Figure 5: Analysis of the mechanism of airway tolerance: OVA
intranasal challenge induced T regulatory cells associated markers and
VitD3 reduced PD1mRNA . a. Experimental design. Balb/c n=3 per
group; VitD3=1a,25 DihodroxyvitaminD3 (Sigma Aldrich); 10 ng
intranasal/mouse; OVA = OVA Texas Red; 500 ug/mouse. b.Analysis of CD4+ lymphocytes in unstimulated, 1,25(OH)-Vitamin-D3
(=VitD3) and/or OVA in vivo treated wild-type mice. p=0,049. Two-tailed
T-test c.
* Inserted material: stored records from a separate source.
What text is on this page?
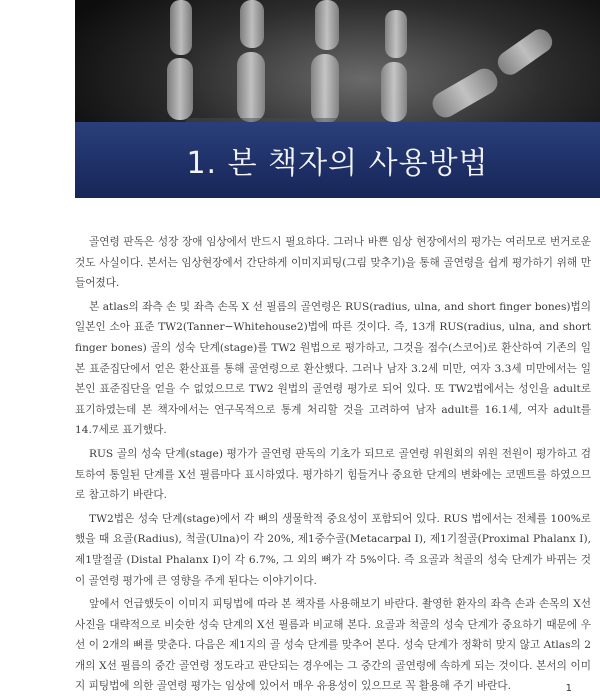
1. 본 책자의 사용방법

골연령 판독은 성장 장애 임상에서 반드시 필요하다. 그러나 바쁜 임상 현장에서의 평가는 여러모로 번거로운 것도 사실이다. 본서는 임상현장에서 간단하게 이미지피팅(그림 맞추기)을 통해 골연령을 쉽게 평가하기 위해 만들어졌다.

본 atlas의 좌측 손 및 좌측 손목 X 선 필름의 골연령은 RUS(radius, ulna, and short finger bones)법의 일본인 소아 표준 TW2(Tanner−Whitehouse2)법에 따른 것이다. 즉, 13개 RUS(radius, ulna, and short finger bones) 골의 성숙 단계(stage)를 TW2 원법으로 평가하고, 그것을 점수(스코어)로 환산하여 기존의 일본 표준집단에서 얻은 환산표를 통해 골연령으로 환산했다. 그러나 남자 3.2세 미만, 여자 3.3세 미만에서는 일본인 표준집단을 얻을 수 없었으므로 TW2 원법의 골연령 평가로 되어 있다. 또 TW2법에서는 성인을 adult로 표기하였는데 본 책자에서는 연구목적으로 통계 처리할 것을 고려하여 남자 adult를 16.1세, 여자 adult를 14.7세로 표기했다.

RUS 골의 성숙 단계(stage) 평가가 골연령 판독의 기초가 되므로 골연령 위원회의 위원 전원이 평가하고 검토하여 통일된 단계를 X선 필름마다 표시하였다. 평가하기 힘들거나 중요한 단계의 변화에는 코멘트를 하였으므로 참고하기 바란다.

TW2법은 성숙 단계(stage)에서 각 뼈의 생물학적 중요성이 포함되어 있다. RUS 법에서는 전체를 100%로 했을 때 요골(Radius), 척골(Ulna)이 각 20%, 제1중수골(Metacarpal I), 제1기절골(Proximal Phalanx I), 제1말절골 (Distal Phalanx I)이 각 6.7%, 그 외의 뼈가 각 5%이다. 즉 요골과 척골의 성숙 단계가 바뀌는 것이 골연령 평가에 큰 영향을 주게 된다는 이야기이다.

앞에서 언급했듯이 이미지 피팅법에 따라 본 책자를 사용해보기 바란다. 촬영한 환자의 좌측 손과 손목의 X선 사진을 대략적으로 비슷한 성숙 단계의 X선 필름과 비교해 본다. 요골과 척골의 성숙 단계가 중요하기 때문에 우선 이 2개의 뼈를 맞춘다. 다음은 제1지의 골 성숙 단계를 맞추어 본다. 성숙 단계가 정확히 맞지 않고 Atlas의 2개의 X선 필름의 중간 골연령 정도라고 판단되는 경우에는 그 중간의 골연령에 속하게 되는 것이다. 본서의 이미지 피팅법에 의한 골연령 평가는 임상에 있어서 매우 유용성이 있으므로 꼭 활용해 주기 바란다.	1
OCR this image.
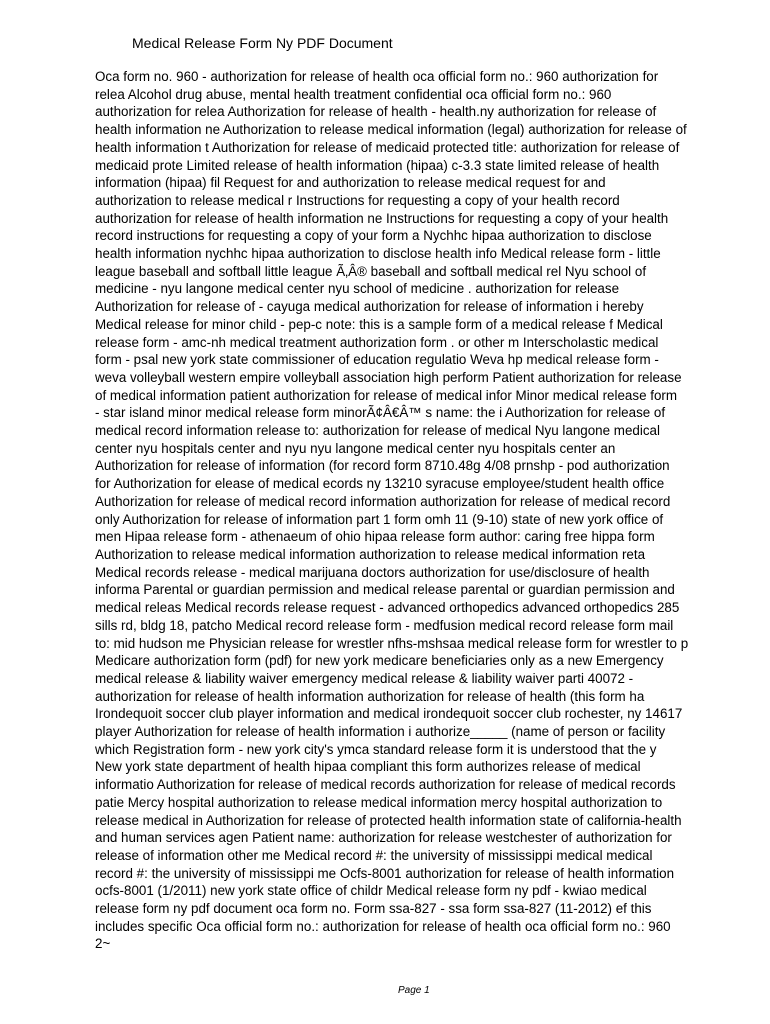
Medical Release Form Ny PDF Document
Oca form no. 960 - authorization for release of health oca official form no.: 960 authorization for
relea Alcohol drug abuse, mental health treatment confidential oca official form no.: 960
authorization for relea Authorization for release of health - health.ny authorization for release of
health information ne Authorization to release medical information (legal) authorization for release of
health information t Authorization for release of medicaid protected title: authorization for release of
medicaid prote Limited release of health information (hipaa) c-3.3 state limited release of health
information (hipaa) fil Request for and authorization to release medical request for and
authorization to release medical r Instructions for requesting a copy of your health record
authorization for release of health information ne Instructions for requesting a copy of your health
record instructions for requesting a copy of your form a Nychhc hipaa authorization to disclose
health information nychhc hipaa authorization to disclose health info Medical release form - little
league baseball and softball little league Ã‚Â® baseball and softball medical rel Nyu school of
medicine - nyu langone medical center nyu school of medicine . authorization for release
Authorization for release of - cayuga medical authorization for release of information i hereby
Medical release for minor child - pep-c note: this is a sample form of a medical release f Medical
release form - amc-nh medical treatment authorization form . or other m Interscholastic medical
form - psal new york state commissioner of education regulatio Weva hp medical release form -
weva volleyball western empire volleyball association high perform Patient authorization for release
of medical information patient authorization for release of medical infor Minor medical release form
- star island minor medical release form minorÃ¢Â€Â™ s name: the i Authorization for release of
medical record information release to: authorization for release of medical Nyu langone medical
center nyu hospitals center and nyu nyu langone medical center nyu hospitals center an
Authorization for release of information (for record form 8710.48g 4/08 prnshp - pod authorization
for Authorization for elease of medical ecords ny 13210 syracuse employee/student health office
Authorization for release of medical record information authorization for release of medical record
only Authorization for release of information part 1 form omh 11 (9-10) state of new york office of
men Hipaa release form - athenaeum of ohio hipaa release form author: caring free hippa form
Authorization to release medical information authorization to release medical information reta
Medical records release - medical marijuana doctors authorization for use/disclosure of health
informa Parental or guardian permission and medical release parental or guardian permission and
medical releas Medical records release request - advanced orthopedics advanced orthopedics 285
sills rd, bldg 18, patcho Medical record release form - medfusion medical record release form mail
to: mid hudson me Physician release for wrestler nfhs-mshsaa medical release form for wrestler to p
Medicare authorization form (pdf) for new york medicare beneficiaries only as a new Emergency
medical release & liability waiver emergency medical release & liability waiver parti 40072 -
authorization for release of health information authorization for release of health (this form ha
Irondequoit soccer club player information and medical irondequoit soccer club rochester, ny 14617
player Authorization for release of health information i authorize_____ (name of person or facility
which Registration form - new york city's ymca standard release form it is understood that the y
New york state department of health hipaa compliant this form authorizes release of medical
informatio Authorization for release of medical records authorization for release of medical records
patie Mercy hospital authorization to release medical information mercy hospital authorization to
release medical in Authorization for release of protected health information state of california-health
and human services agen Patient name: authorization for release westchester of authorization for
release of information other me Medical record #: the university of mississippi medical medical
record #: the university of mississippi me Ocfs-8001 authorization for release of health information
ocfs-8001 (1/2011) new york state office of childr Medical release form ny pdf - kwiao medical
release form ny pdf document oca form no. Form ssa-827 - ssa form ssa-827 (11-2012) ef this
includes specific Oca official form no.: authorization for release of health oca official form no.: 960
2~
Page 1
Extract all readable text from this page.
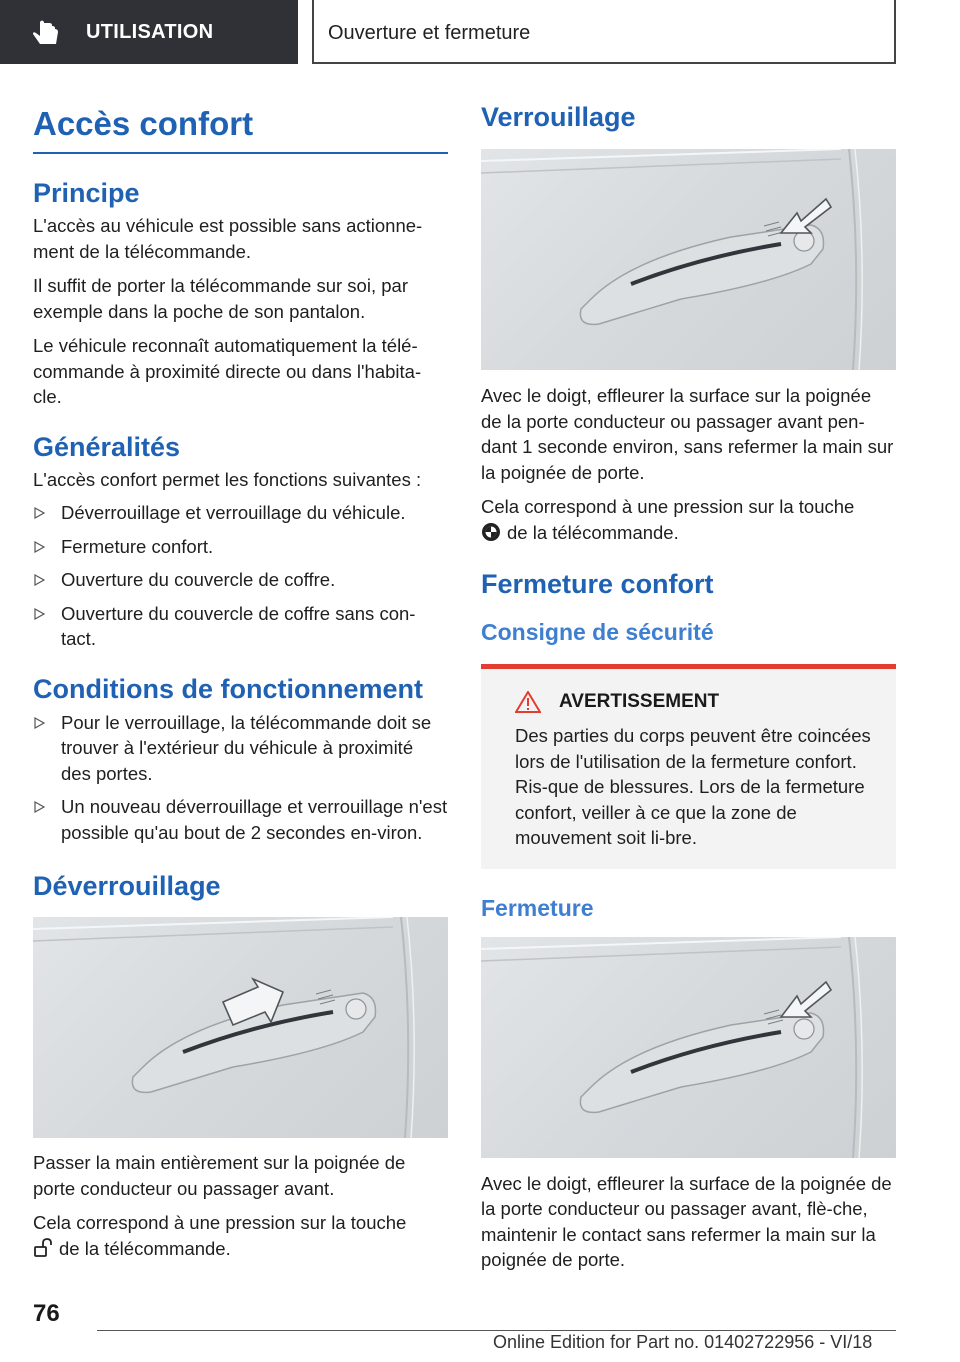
UTILISATION	Ouverture et fermeture
Accès confort
Principe

L'accès au véhicule est possible sans actionne-ment de la télécommande.

Il suffit de porter la télécommande sur soi, par exemple dans la poche de son pantalon.

Le véhicule reconnaît automatiquement la télé-commande à proximité directe ou dans l'habita-cle.

Généralités

L'accès confort permet les fonctions suivantes :

Déverrouillage et verrouillage du véhicule.
Fermeture confort.
Ouverture du couvercle de coffre.
Ouverture du couvercle de coffre sans con-tact.
Conditions de fonctionnement
Pour le verrouillage, la télécommande doit se trouver à l'extérieur du véhicule à proximité des portes.
Un nouveau déverrouillage et verrouillage n'est possible qu'au bout de 2 secondes en-viron.
Déverrouillage

Passer la main entièrement sur la poignée de porte conducteur ou passager avant.

Cela correspond à une pression sur la touche
de la télécommande.

Verrouillage

Avec le doigt, effleurer la surface sur la poignée de la porte conducteur ou passager avant pen-dant 1 seconde environ, sans refermer la main sur la poignée de porte.

Cela correspond à une pression sur la touche
de la télécommande.

Fermeture confort
Consigne de sécurité
AVERTISSEMENT

Des parties du corps peuvent être coincées lors de l'utilisation de la fermeture confort. Ris-que de blessures. Lors de la fermeture confort, veiller à ce que la zone de mouvement soit li-bre.

Fermeture

Avec le doigt, effleurer la surface de la poignée de la porte conducteur ou passager avant, flè-che, maintenir le contact sans refermer la main sur la poignée de porte.

76
Online Edition for Part no. 01402722956 - VI/18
CD25+ Foxp3+CD4+: n per group=3; PBS vs 2xVitD3
p=0,025,p=0,0504; PBS vs 2xOVA p=0,003; PBS vs 2xOVA+VitD3, p= 0,034;
2xOVA vs 2xOVA+VitD3, p=0,032; 2x VitD3 vs 2xOVA, p=0,008. d.Foxp3/HPRT mRNA expression in total lung cells by qPCR: PBS vs 2xOVA
>p= 0,00069; 2x VitD3 vs 2xOVA p=0,0015; 2xOVA vs
2xOVA+VitD3 p= 0,0073.Two-tailed T test. e. IL10 measured by
Elisa in the supernatants of αCD3 antibodies stimulated lung cells. mIL
10 Elisa: PBS vs 2xOVA p=0,035; PBS vs 2xVitD3+OVA p=0,0149; 2xVitD3 vs
2x OVA p=0,0207 ; 2x OVA vs 2xOVA+VitD3 p=0,0042; two-tailed T test.f. Lung PD1/HPRT p=0.0099 n=3,3,2,3, respectively. Two tailed T
test. Balb/c n=3 per group; VitD3=1α,25 DihodroxyvitaminD3 (Sigma
Aldrich)10 ng intranasal/mouse; OVA = OVA Texas Red > 500
ug/mouse 20ug/ul -> 25 ul. Two-tailed Student’s T test.